At the moment, Brigid Schulte is explaining why I feel like a hamster on a wheel during school terms in Overwhelmed: Work, Love, And Play When No One Has The Time.
Hisham Matar shuttled me between Libya and the UK for his Folio award-winning memoir, Returned, about his journey home to find his missing father's story. Still awaiting my concentration are mostly non-fiction tomes including Raising Cain: Protecting the Emotional Life of Boys.
Maybe this book can help me understand why Master 13 insists I don't love him when I make him do house work and enforce long breaks from his beloved video game.
Readers want to share their passion for the written word. Like evangelists, we spread the gospel by telling friends what we're reading, by helping newer readers gain competence and confidence, and aiding those who've lost the ability to read dive into a story.
I volunteered to read to a blind woman when I lived in Spokane, Washington.

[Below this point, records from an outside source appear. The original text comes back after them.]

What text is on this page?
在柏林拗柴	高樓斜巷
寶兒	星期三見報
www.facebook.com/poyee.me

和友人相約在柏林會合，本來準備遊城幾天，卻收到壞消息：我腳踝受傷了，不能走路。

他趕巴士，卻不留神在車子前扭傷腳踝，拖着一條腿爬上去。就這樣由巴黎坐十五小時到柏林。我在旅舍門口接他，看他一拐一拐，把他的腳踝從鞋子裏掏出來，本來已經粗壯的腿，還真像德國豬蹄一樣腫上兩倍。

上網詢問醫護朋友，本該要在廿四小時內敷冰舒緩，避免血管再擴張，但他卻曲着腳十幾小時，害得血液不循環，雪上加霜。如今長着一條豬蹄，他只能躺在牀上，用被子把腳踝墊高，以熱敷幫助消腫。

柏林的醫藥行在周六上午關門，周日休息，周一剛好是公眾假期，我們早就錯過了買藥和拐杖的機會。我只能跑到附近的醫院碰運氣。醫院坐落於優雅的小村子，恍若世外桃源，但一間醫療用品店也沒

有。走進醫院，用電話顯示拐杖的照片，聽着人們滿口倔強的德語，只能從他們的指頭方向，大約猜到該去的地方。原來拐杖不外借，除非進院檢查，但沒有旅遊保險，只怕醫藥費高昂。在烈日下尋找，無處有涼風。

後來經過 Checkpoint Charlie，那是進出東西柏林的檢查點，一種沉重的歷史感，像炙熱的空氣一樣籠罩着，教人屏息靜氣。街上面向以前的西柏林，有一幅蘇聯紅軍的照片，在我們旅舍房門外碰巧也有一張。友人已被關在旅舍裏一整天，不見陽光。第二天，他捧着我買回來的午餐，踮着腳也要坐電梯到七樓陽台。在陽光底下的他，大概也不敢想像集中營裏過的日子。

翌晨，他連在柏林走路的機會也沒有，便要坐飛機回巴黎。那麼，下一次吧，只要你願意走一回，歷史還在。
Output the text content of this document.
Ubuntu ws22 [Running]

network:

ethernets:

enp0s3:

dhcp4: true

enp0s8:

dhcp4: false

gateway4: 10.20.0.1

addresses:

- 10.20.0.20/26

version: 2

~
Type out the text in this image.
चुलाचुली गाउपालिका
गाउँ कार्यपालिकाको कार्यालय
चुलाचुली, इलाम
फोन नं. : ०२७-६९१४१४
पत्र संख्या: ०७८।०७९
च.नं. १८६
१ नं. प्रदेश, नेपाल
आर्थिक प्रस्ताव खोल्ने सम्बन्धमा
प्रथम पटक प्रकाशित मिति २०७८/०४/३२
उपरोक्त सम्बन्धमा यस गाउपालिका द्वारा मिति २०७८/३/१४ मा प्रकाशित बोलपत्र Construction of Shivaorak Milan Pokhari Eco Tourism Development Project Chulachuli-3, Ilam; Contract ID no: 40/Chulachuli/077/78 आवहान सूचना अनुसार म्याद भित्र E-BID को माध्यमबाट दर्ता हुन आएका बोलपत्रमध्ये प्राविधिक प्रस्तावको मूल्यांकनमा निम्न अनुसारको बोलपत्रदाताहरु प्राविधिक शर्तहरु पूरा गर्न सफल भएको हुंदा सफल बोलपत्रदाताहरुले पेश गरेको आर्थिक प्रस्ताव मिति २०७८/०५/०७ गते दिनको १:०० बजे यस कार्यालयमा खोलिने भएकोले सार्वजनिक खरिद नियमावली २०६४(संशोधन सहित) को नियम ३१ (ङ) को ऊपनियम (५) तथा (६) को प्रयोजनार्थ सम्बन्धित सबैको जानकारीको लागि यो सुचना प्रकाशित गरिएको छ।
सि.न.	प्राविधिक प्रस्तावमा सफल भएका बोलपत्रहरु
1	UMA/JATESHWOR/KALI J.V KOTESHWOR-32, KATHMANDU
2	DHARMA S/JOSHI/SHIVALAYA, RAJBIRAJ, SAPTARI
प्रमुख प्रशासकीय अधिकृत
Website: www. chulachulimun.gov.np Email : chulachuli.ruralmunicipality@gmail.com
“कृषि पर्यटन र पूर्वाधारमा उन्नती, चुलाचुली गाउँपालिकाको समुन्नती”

Each week, I'd visit Marge, whose 90-year-old eyes were clouded by cataracts and wrecked by glaucoma.
She'd listen intently while I read Tuesdays with Morrie. "I used to love books," she'd tell me. I pictured her at a summer lake cabin on a long porch, turning pages of a murder mystery.
More recently, students at Mount Intermediate read books to me in 15-minute increments designed to build fluency. I learned about working dogs, fictional football games, daredevils and predatory animals, along with gleaning snippets of the kids' lives outside the classroom.
They were playing rugby; trying to find quiet time in a house full of siblings; fitting into a new school or a new country. One boy, in particular, charmed me with his enthusiasm for stories, commenting after each page.
Website Goodreads offers a 2019 reading challenge: decide how many books you'll finish this year, then share your goals and selections with other members. My mission this year is to read 50 books, and read more Kiwi authors.
The only ones I've finished on the Booksellers NZ 'Bestseller of a Decade' list are Grandma Joins the All Blacks, Hairy Maclary from Donaldson's Dairy, and portions of the Edmonds Cookery Book. Add The Luminaries and Wish Child to my growing scroll.
Who knows if and when Tauranga will ever get a publicly-funded museum? Thankfully, our libraries continue receiving ratepayer money to grow and remain relevant as not just repositories of books and free Wi-Fi, but as cultural centres and community hubs.
Tauranga's new $39 million central library is scheduled to open in 2022. Meanwhile, the current CBD library remains in business, along with sites at Mount Maunganui, Papamoa and Greerton. Online, you'll find the library's Adult Reading Challenge. Kids can also enter programmes for a shot at prizes and parties. Library holiday programmes
My quiet word party starts each morning when I pick up the newspaper. It culminates in the evenings when, after one chapter or six, I can't keep my eyes open while propped up in bed.
Books provide a welcome counter to short bursts of screen reading which lately command too much of my attention. The challenge will be continuing the literary festival long after summer's ease has faded like the vanishing glow of a sinking sun.